Yeah, 12k-15k per month? That was low to average for honours grads in Cape Town back in 2000.

To the OP: I think it really depends on how awesome you are at what you do. If you and your client have reason to think you are a much better choice than an unfamiliar, but experienced contractor (I don't know - maybe you are top of your class, and have been developing code for 15 years, and have a bunch of hobby android apps under your belt), then R250/h seems fine to me. If you don't feel that you know where to begin and aren't so confident about your ability to produce an on-time solid project until you have more experience, you should consider charging quite a bit less to avoid a fall out.
 
what i would be more concerned about is making sure exactly what the terms of your agreement are.
you're freelance now, and you're taking on a project.
if you find a job in a years time, and the project is done and delivered and they want updates, are you available to them?

THIS. Especially with family/friends... it can turn into a real nightmare.
 
So you have no real world experience in writing apps?

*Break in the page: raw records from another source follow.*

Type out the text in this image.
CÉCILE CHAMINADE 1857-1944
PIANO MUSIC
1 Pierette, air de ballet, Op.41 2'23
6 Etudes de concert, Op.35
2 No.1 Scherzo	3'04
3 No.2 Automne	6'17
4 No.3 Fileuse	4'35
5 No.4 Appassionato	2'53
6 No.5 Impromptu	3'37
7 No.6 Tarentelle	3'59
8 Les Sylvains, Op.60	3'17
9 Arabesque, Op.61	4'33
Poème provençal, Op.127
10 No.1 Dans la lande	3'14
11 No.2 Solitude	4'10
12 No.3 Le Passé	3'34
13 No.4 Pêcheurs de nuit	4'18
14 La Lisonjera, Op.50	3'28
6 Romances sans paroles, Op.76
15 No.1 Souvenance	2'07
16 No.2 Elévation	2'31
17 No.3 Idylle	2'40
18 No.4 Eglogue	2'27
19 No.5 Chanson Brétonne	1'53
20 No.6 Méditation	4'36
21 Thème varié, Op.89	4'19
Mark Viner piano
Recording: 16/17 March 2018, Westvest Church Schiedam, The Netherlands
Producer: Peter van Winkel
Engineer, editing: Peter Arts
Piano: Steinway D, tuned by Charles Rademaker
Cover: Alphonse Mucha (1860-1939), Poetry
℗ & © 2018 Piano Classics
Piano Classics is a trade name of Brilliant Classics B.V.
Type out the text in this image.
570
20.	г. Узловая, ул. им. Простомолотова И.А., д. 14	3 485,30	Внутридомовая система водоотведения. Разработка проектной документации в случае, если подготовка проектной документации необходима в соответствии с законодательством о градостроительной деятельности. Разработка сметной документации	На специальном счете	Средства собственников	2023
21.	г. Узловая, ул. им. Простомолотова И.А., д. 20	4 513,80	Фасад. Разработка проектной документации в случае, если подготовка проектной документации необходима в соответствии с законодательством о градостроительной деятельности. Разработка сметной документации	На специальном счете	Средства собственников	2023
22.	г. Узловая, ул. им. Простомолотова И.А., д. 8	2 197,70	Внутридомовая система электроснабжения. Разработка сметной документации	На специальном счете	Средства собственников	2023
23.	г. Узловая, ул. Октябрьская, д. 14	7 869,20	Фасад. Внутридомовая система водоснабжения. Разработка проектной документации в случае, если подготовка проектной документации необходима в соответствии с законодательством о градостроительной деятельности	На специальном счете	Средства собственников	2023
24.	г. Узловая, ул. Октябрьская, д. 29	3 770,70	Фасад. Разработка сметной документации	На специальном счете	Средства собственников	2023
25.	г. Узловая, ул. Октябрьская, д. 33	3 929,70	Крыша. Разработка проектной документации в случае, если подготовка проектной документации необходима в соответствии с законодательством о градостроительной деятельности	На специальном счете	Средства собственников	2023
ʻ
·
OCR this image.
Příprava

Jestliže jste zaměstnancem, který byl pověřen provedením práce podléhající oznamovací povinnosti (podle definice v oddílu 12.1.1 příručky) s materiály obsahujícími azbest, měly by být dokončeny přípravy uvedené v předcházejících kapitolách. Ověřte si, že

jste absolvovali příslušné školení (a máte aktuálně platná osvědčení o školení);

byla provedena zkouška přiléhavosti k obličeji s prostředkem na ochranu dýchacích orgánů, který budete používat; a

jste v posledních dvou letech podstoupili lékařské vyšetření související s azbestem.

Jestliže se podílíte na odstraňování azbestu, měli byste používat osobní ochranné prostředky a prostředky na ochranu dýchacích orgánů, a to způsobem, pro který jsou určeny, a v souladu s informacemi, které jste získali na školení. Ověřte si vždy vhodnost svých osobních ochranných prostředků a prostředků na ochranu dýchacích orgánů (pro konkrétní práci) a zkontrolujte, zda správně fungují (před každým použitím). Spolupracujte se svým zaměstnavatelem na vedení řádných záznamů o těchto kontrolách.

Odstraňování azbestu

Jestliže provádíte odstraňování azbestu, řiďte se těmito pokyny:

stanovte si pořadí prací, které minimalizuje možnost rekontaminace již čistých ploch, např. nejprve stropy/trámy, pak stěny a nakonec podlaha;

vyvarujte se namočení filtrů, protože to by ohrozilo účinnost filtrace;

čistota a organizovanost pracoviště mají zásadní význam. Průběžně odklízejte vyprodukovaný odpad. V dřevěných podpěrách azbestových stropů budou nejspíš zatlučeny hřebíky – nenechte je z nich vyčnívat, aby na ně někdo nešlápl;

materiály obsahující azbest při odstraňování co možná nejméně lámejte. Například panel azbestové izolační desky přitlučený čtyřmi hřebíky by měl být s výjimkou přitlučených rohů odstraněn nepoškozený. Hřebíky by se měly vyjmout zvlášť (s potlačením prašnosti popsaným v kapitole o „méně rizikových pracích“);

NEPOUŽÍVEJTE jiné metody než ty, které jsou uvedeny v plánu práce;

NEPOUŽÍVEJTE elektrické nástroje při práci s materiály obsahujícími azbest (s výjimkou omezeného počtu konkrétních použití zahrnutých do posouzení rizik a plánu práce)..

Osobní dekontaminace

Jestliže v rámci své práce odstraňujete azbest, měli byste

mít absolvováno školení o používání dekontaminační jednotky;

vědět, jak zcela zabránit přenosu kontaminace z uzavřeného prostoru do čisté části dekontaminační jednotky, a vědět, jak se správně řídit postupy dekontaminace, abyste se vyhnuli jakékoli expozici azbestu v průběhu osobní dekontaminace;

This means you also don't have an accurate measure of how long things actually take. If you estimate it is going to take you 1 month, double that.

That said, charging R20000 for 10 days ( 250 x 8 x 10) work with no experience is probably unethical. You are charging them for you to learn. With me making assumptions from info given, with no other experienced devs involved in the project to mentor you, there is a high probably that this app will have to be rewritten or become a massive headache and money pit to maintain and extend. Please do not take offense at this.

I never said that I haven't worked with apps before. Worked with Java my whole school/varsity life and have done a few simple Android apps in that time. I am just inexperienced compared to professionals in this field. I realize I will probably need some time to learn as I am a bit rusty with my Android development. Which is why I said

and take into account any extra time that is caused by my inexperience
I suppose that is a bit ambiguous but what I meant by that is that I will deduct any hours that I spend figuring out functionality rather than being productive. Same applies with messy code. If I am not satisfied with it, I am not averse to rewritting it in my own time.

I completely get where you coming from, but I would rather charge R250/hour and excluded any extra work caused by my inexperience, than charge R150/hour. Because if later on, after doing this app for them, they want more work from me and I all of a sudden say "Now its R250/hour" it will just cause issues. Also, it ended up to R227/hour (25 Aus dollars). R250 just ended up being too random of a number.